Hidetoshi Nishijima (L) and Ryoko Hirouse (R) in Zero Focus
JAPAN CUTS 2010 screened its final film on July 16th and the numbers are in: over 5,500 tickets were sold, resulting in a record attendance in the four years Japan Society has produced the JAPAN CUTS film festival!
A number of films seem to have struck chords with audiences and critics alike. Twitch praised Parade’s “unsettling” tone and the “uniformly excellent” cast. Cinema Strikes Back loved One Million Yen Girl, and thought that writer-director Yuki Tanada’s work “hit all the right notes.” The Village Voice found Bare Essence of Life to be “unpredictable and occasionally astonishing.” Blogger J B Spins admired Zero Focus’ “lush production” and praises it as “an emotionally complex thriller that holds together quite well.” This Week in New York called out Dear Doctor as a “warm, tenderhearted film.” In regards to Confessions , whose two screenings were both sold out, Reel Talk says “Whatever the plot’s truth, of murder or revenge, Confessions crafts a chilling hundred-three minutes.”

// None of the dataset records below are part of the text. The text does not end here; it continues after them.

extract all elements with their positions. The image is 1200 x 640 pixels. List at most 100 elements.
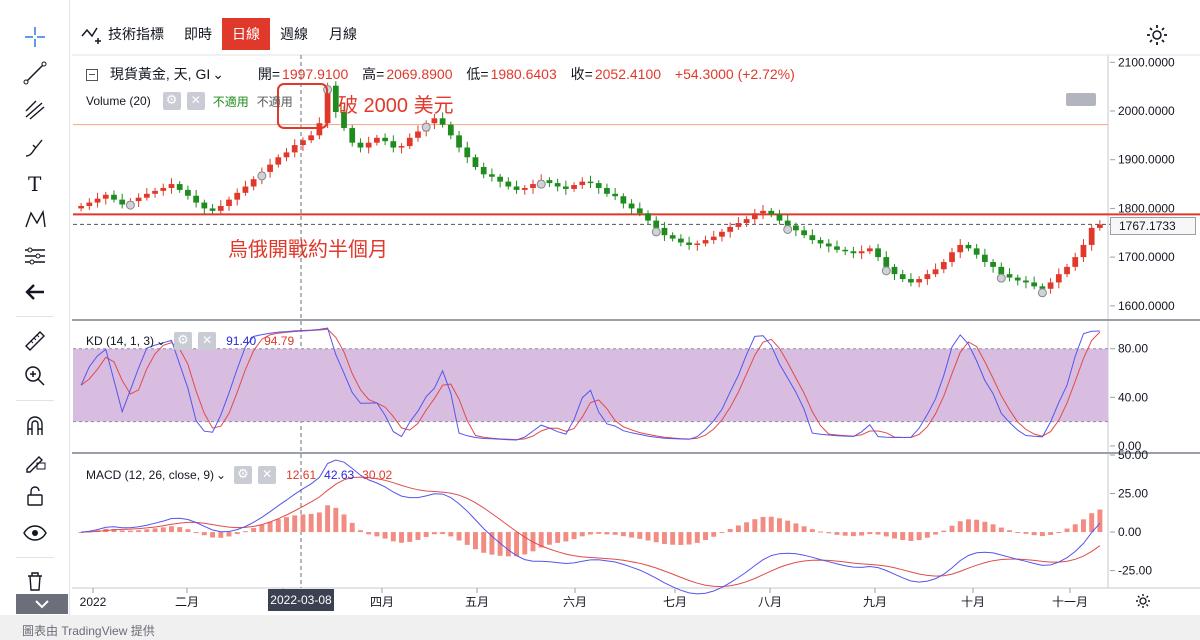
macd-label[interactable]: MACD (12, 26, close, 9) — [86, 468, 215, 482]
text-icon[interactable]: T — [17, 168, 53, 198]
macd-histogram-bar — [341, 514, 347, 533]
gear-icon[interactable] — [234, 466, 253, 484]
macd-histogram-bar — [308, 513, 314, 533]
interval-realtime[interactable]: 即時 — [184, 18, 212, 50]
chart-canvas[interactable]: 2100.0000 2000.0000 1900.0000 1800.0000 1700… — [0, 0, 1200, 615]
macd-histogram-bar — [366, 532, 372, 535]
event-marker — [125, 200, 135, 210]
collapse-toolbar-button[interactable] — [16, 594, 68, 614]
close-icon[interactable] — [198, 332, 217, 350]
back-arrow-icon[interactable] — [17, 277, 53, 307]
macd-histogram-bar — [620, 532, 626, 537]
kd-tick-label: 80.00 — [1118, 342, 1148, 356]
candle-body — [332, 85, 339, 112]
candle-body — [661, 227, 668, 236]
ohlc-legend: 現貨黃金, 天, GI ⌄ 開= 1997.9100 高= 2069.8900 低= 1… — [86, 64, 797, 84]
pitchfork-icon[interactable] — [17, 95, 53, 125]
candle-body — [308, 135, 315, 141]
gear-icon[interactable] — [162, 92, 181, 110]
gear-icon[interactable] — [1144, 22, 1170, 48]
macd-histogram-bar — [267, 521, 273, 533]
close-icon[interactable] — [186, 92, 205, 110]
candle-body — [143, 193, 150, 198]
top-toolbar: 技術指標 即時 日線 週線 月線 — [70, 18, 1200, 50]
macd-histogram-bar — [325, 505, 331, 533]
ruler-icon[interactable] — [17, 326, 53, 356]
macd-histogram-bar — [127, 530, 133, 533]
candle-body — [801, 230, 807, 236]
trash-icon[interactable] — [17, 566, 53, 596]
macd-histogram-bar — [579, 532, 585, 537]
macd-histogram-bar — [456, 532, 462, 541]
candle-body — [562, 186, 569, 189]
candle-body — [735, 223, 742, 227]
macd-histogram-bar — [809, 529, 815, 533]
interval-monthly[interactable]: 月線 — [329, 18, 357, 50]
macd-histogram-bar — [793, 523, 799, 533]
candle-body — [406, 137, 413, 147]
brush-icon[interactable] — [17, 132, 53, 162]
macd-histogram-bar — [473, 532, 478, 550]
macd-histogram-bar — [481, 532, 487, 553]
candle-body — [949, 252, 955, 262]
candle-body — [365, 142, 372, 148]
macd-histogram-bar — [177, 527, 183, 533]
candle-body — [176, 184, 183, 190]
macd-histogram-bar — [522, 532, 528, 555]
last-price-label: 1767.1733 — [1110, 217, 1196, 235]
trend-line-icon[interactable] — [17, 58, 53, 88]
gear-icon[interactable] — [174, 332, 193, 350]
candle-body — [497, 176, 503, 182]
macd-histogram-bar — [259, 524, 265, 533]
candle-body — [1064, 266, 1070, 275]
lock-icon[interactable] — [17, 481, 53, 511]
long-short-icon[interactable] — [17, 241, 53, 271]
magnet-icon[interactable] — [17, 411, 53, 441]
candle-body — [513, 186, 520, 190]
candle-body — [793, 225, 799, 231]
collapse-legend-icon[interactable] — [86, 69, 98, 82]
pane-collapse-button[interactable] — [1066, 93, 1096, 106]
candle-body — [382, 137, 388, 142]
indicators-button[interactable]: 技術指標 — [80, 18, 164, 50]
candle-body — [686, 242, 692, 245]
macd-histogram-bar — [505, 532, 511, 557]
candle-body — [891, 266, 898, 275]
macd-histogram-bar — [1080, 519, 1086, 533]
candle-body — [242, 186, 249, 193]
crosshair-icon[interactable] — [17, 22, 53, 52]
candle-body — [924, 274, 931, 280]
gear-icon[interactable] — [1134, 592, 1152, 610]
eye-icon[interactable] — [17, 518, 53, 548]
high-label: 高= — [362, 66, 385, 82]
candle-body — [620, 196, 627, 204]
candle-body — [480, 167, 487, 175]
macd-histogram-bar — [924, 532, 930, 538]
volume-label[interactable]: Volume (20) — [86, 94, 151, 108]
annotation-war: 烏俄開戰約半個月 — [228, 239, 388, 261]
interval-daily[interactable]: 日線 — [222, 18, 270, 50]
macd-histogram-bar — [916, 532, 922, 541]
kd-label[interactable]: KD (14, 1, 3) — [86, 334, 155, 348]
symbol-name[interactable]: 現貨黃金, 天, GI — [109, 66, 211, 82]
time-tick-label: 九月 — [863, 595, 887, 609]
close-icon[interactable] — [258, 466, 277, 484]
open-value: 1997.9100 — [282, 66, 349, 82]
candle-body — [858, 251, 865, 254]
macd-histogram-bar — [974, 519, 980, 533]
macd-histogram-bar — [933, 532, 939, 535]
candle-body — [456, 135, 462, 148]
zoom-icon[interactable] — [17, 361, 53, 391]
macd-legend: MACD (12, 26, close, 9)⌄ 12.61 42.63 30.… — [86, 466, 392, 484]
pattern-icon[interactable] — [17, 205, 53, 235]
lock-drawing-icon[interactable] — [17, 446, 53, 476]
macd-histogram-bar — [694, 532, 700, 543]
macd-histogram-bar — [1039, 532, 1045, 537]
macd-histogram-bar — [661, 532, 667, 544]
interval-weekly[interactable]: 週線 — [280, 18, 308, 50]
open-label: 開= — [257, 66, 281, 82]
macd-histogram-bar — [111, 529, 117, 533]
price-tick-label: 1600.0000 — [1118, 299, 1175, 313]
candle-body — [612, 193, 619, 197]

A number of special events happened during JAPAN CUTS’ two-and-a-half weeks as well. Katie’s Japan Files reports from the Q&A with director Isao Yukisada and actor Tatsuya Fujiwara, after a screening of Parade. Cinema Knife Fight has a lengthy post from the Sushi Typhoon Party following the premiere of Mutant Girl’s Squad. In addition, Japan Society Film Program’s Tumblr has great wrap-ups of the films screened, with rare artwork and stills and insider photos from special events.
Kenichi Matsuyama in Bare Essence of Life
Samuel Jamier, chief film curator at Japan Society, predicts another big year for JAPAN CUTS in 2011. He wants to keep the focus on thoughtful, creative commercial films from innovative directors like Confessions’ Tetsuya Nakashima and One Million Yen Girl’s Yuki Tanada. Films based on original stories with strong scripts are a priority. He discusses in greater detail in a fantastic VCinema post-fest interview.

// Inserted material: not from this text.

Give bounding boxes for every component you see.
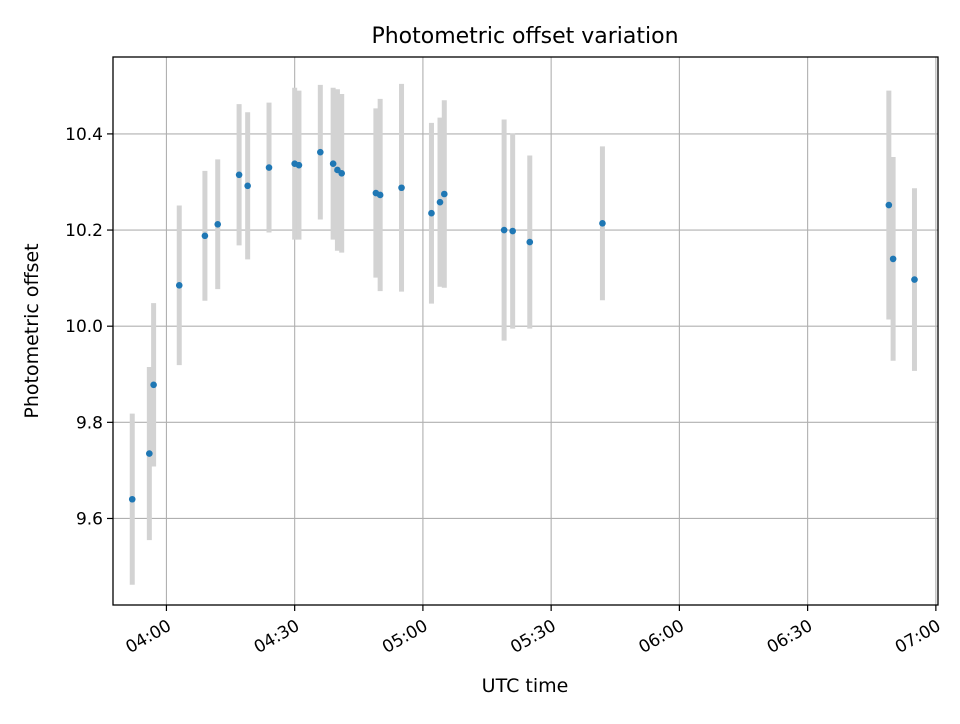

Female filmmakers will likely continue to make a strong showing. "There's definitely more visibility," Samuel told The Walls Street Journal about 2010's lineup, "and even when there isn't a female director, a lot of these films focus on dominant female roles." This year JAPAN CUTS showed new films from Tanada, Miwa Nishikawa (Dear Doctor) and Satoko Yokohama (Bare Essence of Life). These directors’ films have a fresh perspective on their respective genres and showcase the emergent and indelible power and skill of women making movies in Japan today.

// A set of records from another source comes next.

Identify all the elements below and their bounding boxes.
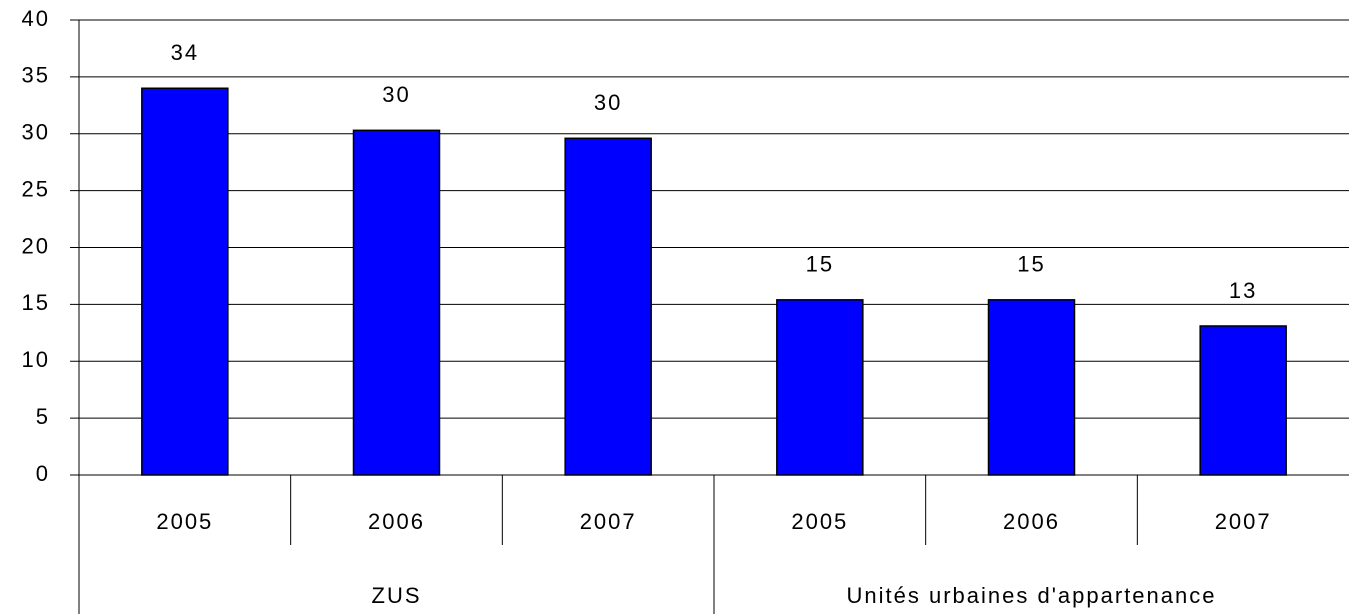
y-tick-label: 10: [22, 347, 50, 372]
data-label: 13: [1229, 278, 1257, 303]
y-tick-label: 30: [22, 120, 50, 145]
data-label: 30: [382, 82, 410, 107]
x-tick-label: 2005: [791, 509, 848, 534]
x-tick-label: 2007: [1215, 509, 1272, 534]
bar: [352, 129, 441, 476]
bar: [987, 299, 1076, 476]
group-label: ZUS: [372, 583, 422, 608]
y-tick-label: 15: [22, 290, 50, 315]
x-tick-label: 2005: [156, 509, 213, 534]
bar: [564, 137, 652, 476]
y-tick-label: 5: [36, 404, 50, 429]
x-tick-label: 2006: [368, 509, 425, 534]
bar: [141, 87, 229, 476]
x-tick-label: 2006: [1003, 509, 1060, 534]
y-tick-label: 20: [22, 233, 50, 258]
y-tick-label: 40: [22, 6, 50, 31]
bar: [776, 299, 864, 476]
x-tick-label: 2007: [580, 509, 637, 534]
y-tick-label: 35: [22, 63, 50, 88]
data-label: 15: [1017, 252, 1045, 277]
y-tick-label: 0: [36, 461, 50, 486]
y-tick-label: 25: [22, 176, 50, 201]
data-label: 34: [171, 40, 199, 65]
group-label: Unités urbaines d'appartenance: [847, 583, 1217, 608]
bar: [1199, 325, 1287, 476]
data-label: 30: [594, 90, 622, 115]
data-label: 15: [806, 252, 834, 277]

One trend that does not seem to be happening in Japan, however, is 3D. Of course, in the U.S. we’re all about the 3D, but in Japan, the only major 3D film over the next year will be a digital re-release of the 2000 Tatsuya Fujiwara starrer Battle Royale.
Whatever the future of Japanese Cinema holds, one thing is certain. You will catch the best of it next year at JAPAN CUTS 2011!